South Korea's Foreign Minister Song Min-soon on Saturday denied reports that the country paid a ransom in order to secure the freedom of its citizens taken hostage by the Taliban in Afghanistan.
Nineteen Christian aid workers who were held for more than 40 days were released on Wednesday and Thursday. Two male captives were executed in July, while two female hostages were released earlier last month.
The release sparked suspicions that the South Korean government paid a large ransom to prevent the killing of any other members of the group.
Reuters reported earlier Saturday that a Taliban leader said South Korea paid the group more than $20 million to release all the hostages.
"Such a thing has not been done," Song told reporters Saturday on arriving at Seoul's airport after finishing an eight-day trip to Saudi Arabia, Qatar, the United Arab Emirates and Russia.
Regarding the government's possible plan to claim indemnity for expenses to free the hostages and bring them home, Song said the necessary actions will be taken after a thorough review of the incident.
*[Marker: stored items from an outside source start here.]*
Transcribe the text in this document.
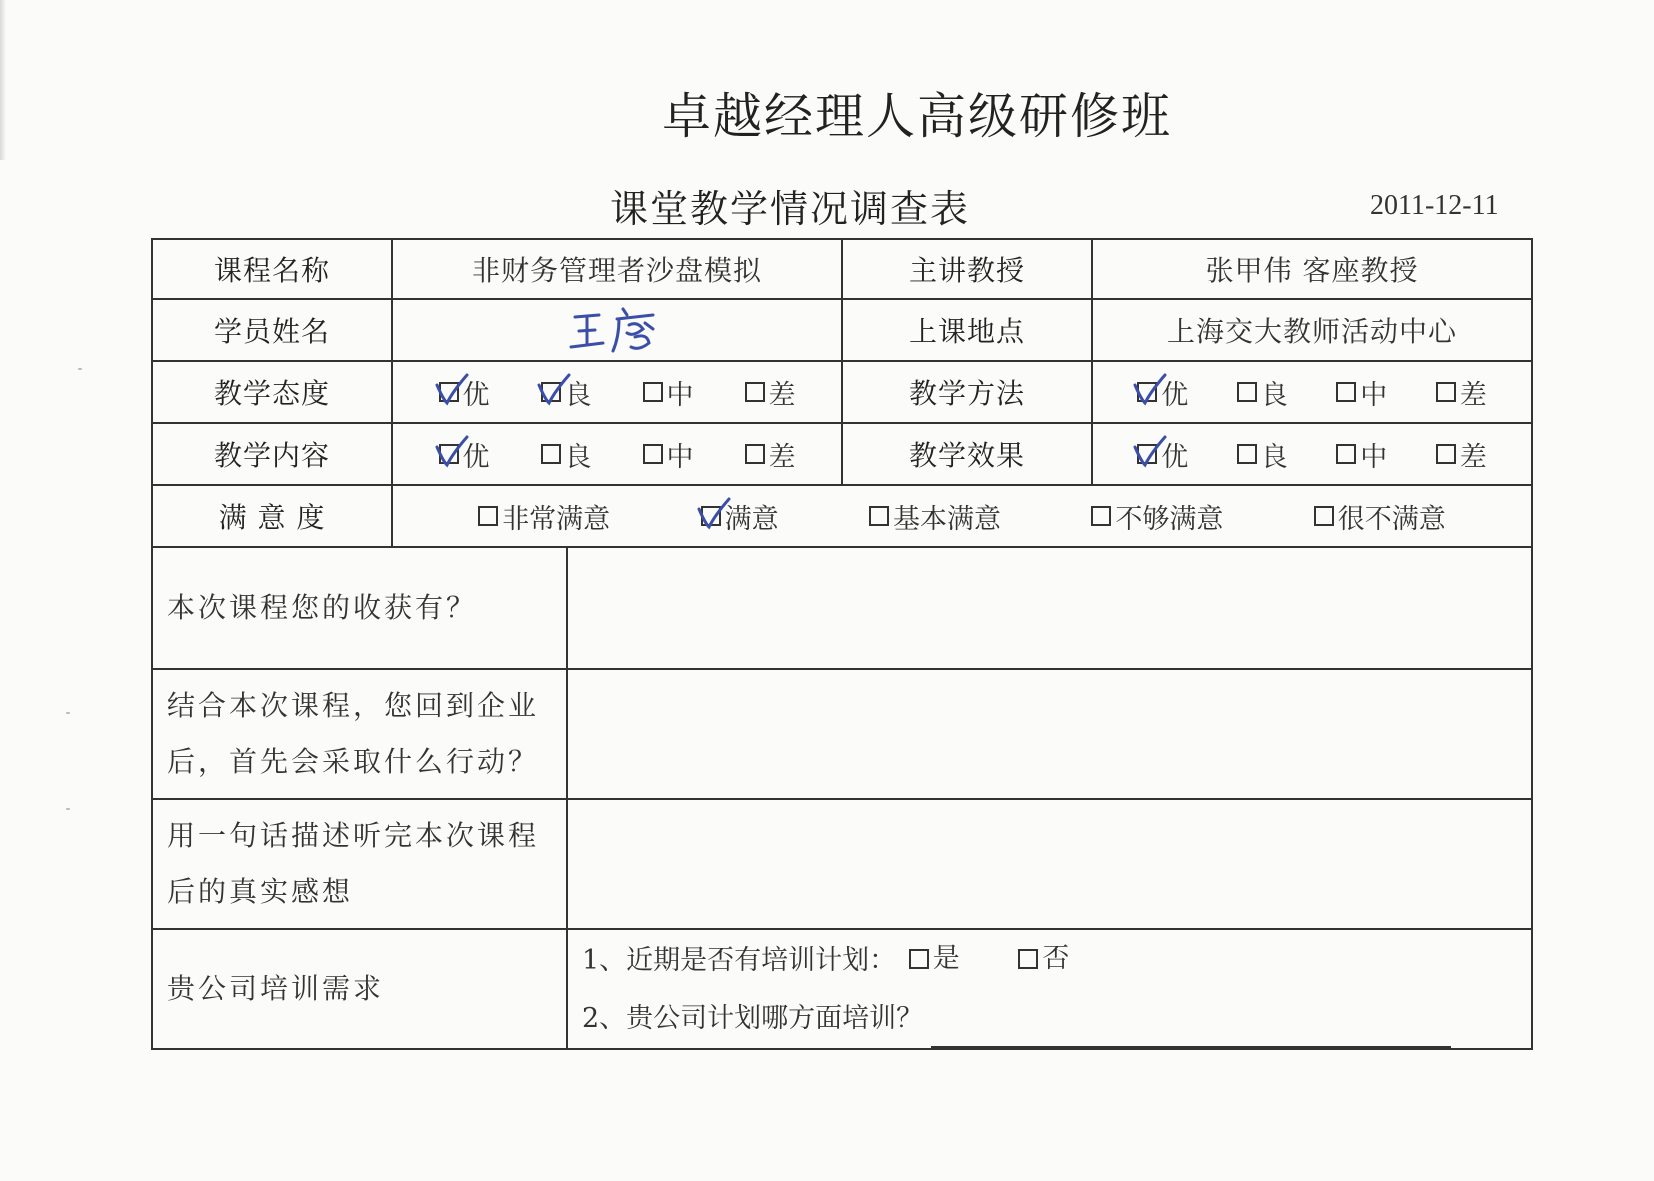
卓越经理人高级研修班
课堂教学情况调查表	2011-12-11
课程名称	非财务管理者沙盘模拟		主讲教授	张甲伟 客座教授
学员姓名			上课地点	上海交大教师活动中心
教学态度	优 良 中 差		教学方法	优 良 中 差

教学内容	优 良 中 差		教学效果	优 良 中 差

满 意 度	非常满意 满意 基本满意 不够满意 很不满意			

本次课程您的收获有？				
结合本次课程，您回到企业后，首先会采取什么行动？				
用一句话描述听完本次课程后的真实感想				
贵公司培训需求		1、近期是否有培训计划： 是
否
2、贵公司计划哪方面培训？		
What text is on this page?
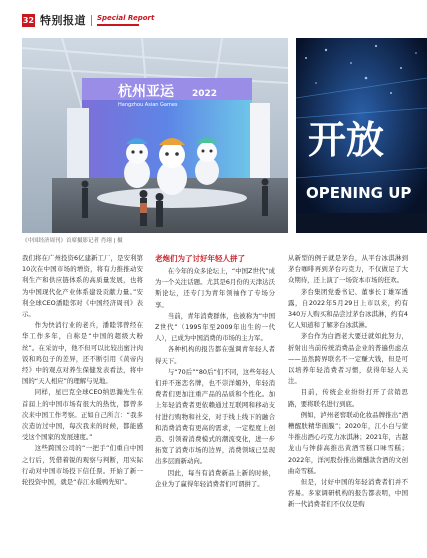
32 特别报道 Special Report
杭州亚运 2022
Hangzhou Asian Games
开放
OPENING UP
《中国经济周刊》首席摄影记者 肖翊 | 摄

我们将在广州投资6亿建新工厂，是安利第10次在中国市场的增资，将有力推推动安利生产和供应链体系的高质量发展，也将为中国现代化产业体系建设贡献力量。”安利全球CEO潘睦邻对《中国经济周刊》表示。

作为快消行业的老兵，潘睦邻曾经在华工作多年，自称是“中国的超级大粉丝”。在采访中，他不但可以比较出蜜汁肉饭和鸡包子的差异，还不断引用《黄帝内经》中的观点对养生保健发表看法，将中国的“天人相应”的理解与见地。

同样，星巴克全球CEO纳思瀚先生在首届上的中国市场有很大的热忱，都曾多次来中国工作考察。正如自己所言：“我多次造访过中国，每次我来的时候，都能感受这个国家的发展速度。”

这些跨国公司的“一把手”们重自中国之行后，凭借着锐的观察与判断，用实际行动对中国市场投下信任票。开始了新一轮投资中国，就是“春江水暖鸭先知”。

老炮们为了讨好年轻人拼了

在今年的众多论坛上，“中国Z世代”成为一个关注话题。尤其是6月份的天津达沃斯论坛，还专门为青年领袖作了专场分享。

当前，青年消费群体，也被称为“中国Z世代”（1995年至2009年出生的一代人），已成为中国消费的市场的主力军。

各种机构的报告都在强调青年轻人者得天下。

与“70后”“80后”们不同，这些年轻人们并不迷恋名牌，也不崇洋媚外，年轻消费者们更加注重产品的品质和个性化。加上年轻消费者更依赖通过互联网和移动支付进行购物和社交，对于线上线下的融合和消费消费有更高的需求，一定程度上创造、引领着消费模式的潮流变化，进一步拓宽了消费市场的边界，消费领域已呈现出多层面新动向。

因此，每当有消费新品上新的时候，企业为了赢得年轻消费者们可谓拼了。

从新型的例子就是茅台，从平台冰淇淋到茅台咖啡再到茅台巧克力，不仅做足了大众期待，还上演了一场资本市场的狂欢。

茅台集团党委书记、董事长丁雄军透露，自2022年5月29日上市以来，约有340万人购买和品尝过茅台冰淇淋，约有4亿人知道和了解茅台冰淇淋。

茅台作为白酒老大要迁就如此努力，折射出当前传统消费品企业的普遍焦虑点——虽然跨界联名不一定赚大钱，但是可以培养年轻消费者习惯，获得年轻人关注。

目前，传统企业纷纷打开了营销思路，要将联名进行到底。

例如，泸州老窖联动化妆品牌推出“酒糟醒肤精华面膜”；2020年，江小白与蒙牛推出酒心巧克力冰淇淋；2021年，古越龙山与钟薛高推出黄酒雪糕口味雪糕；2022年，洋河股份推出微醺款含酒的文创曲奇雪糕。

但是，讨好中国的年轻消费者们并不容易。多家调研机构的报告都表明，中国新一代消费者们不仅仅是购
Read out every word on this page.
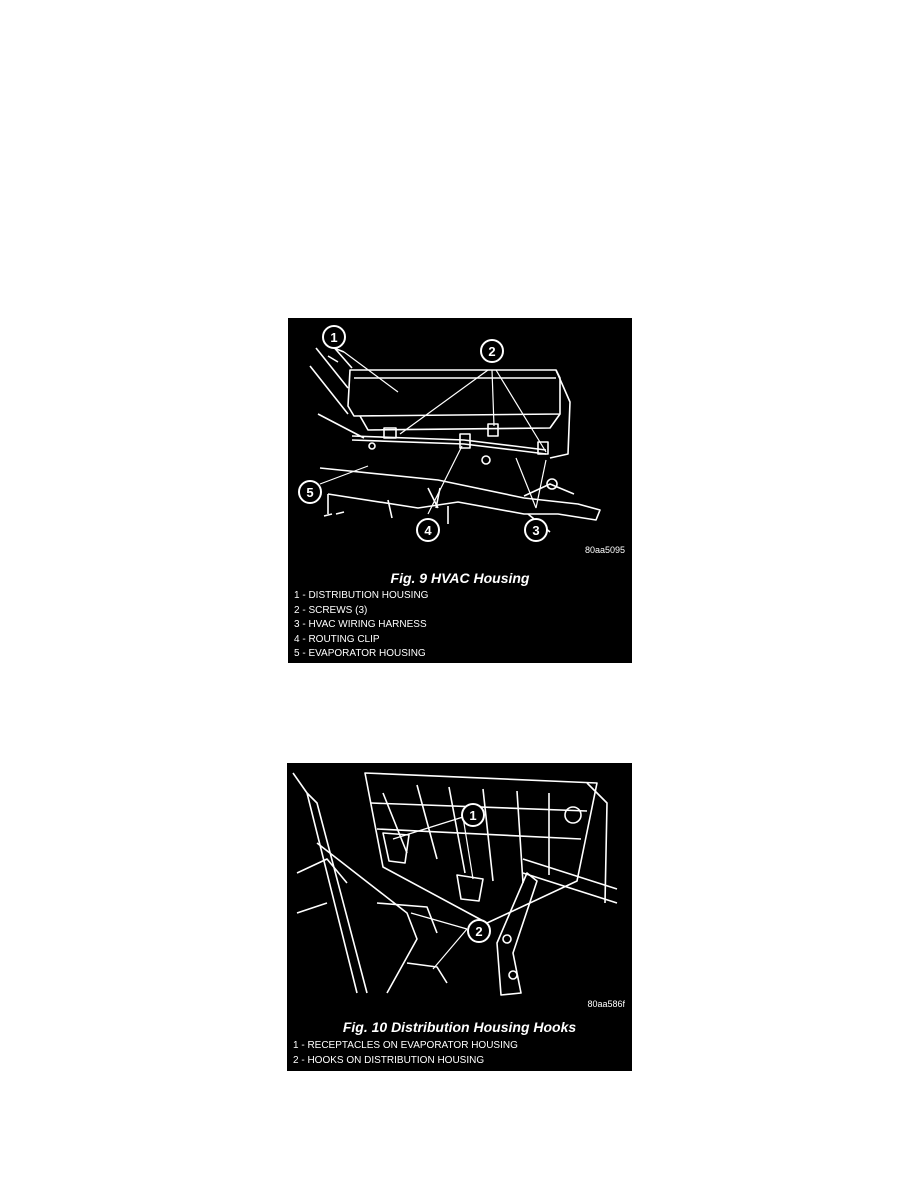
1
2
3
4
5
80aa5095
Fig. 9 HVAC Housing
1 - DISTRIBUTION HOUSING
2 - SCREWS (3)
3 - HVAC WIRING HARNESS
4 - ROUTING CLIP
5 - EVAPORATOR HOUSING
1
2
80aa586f
Fig. 10 Distribution Housing Hooks
1 - RECEPTACLES ON EVAPORATOR HOUSING
2 - HOOKS ON DISTRIBUTION HOUSING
"First of all, we will have to look into all the circumstances surrounding the event -- from how it began in the first place to how it was resolved," he said. "Then, we will take necessary measures."
Analysts said even if there was a ransom, the government would be unlikely to ask the church that sent the aid workers to the war- ravaged country or the families of the hostages for repayment.
The church has said it will pay the transportation and medical expenses for the freed captives.
The 19 former hostages arrived in Seoul on Sunday.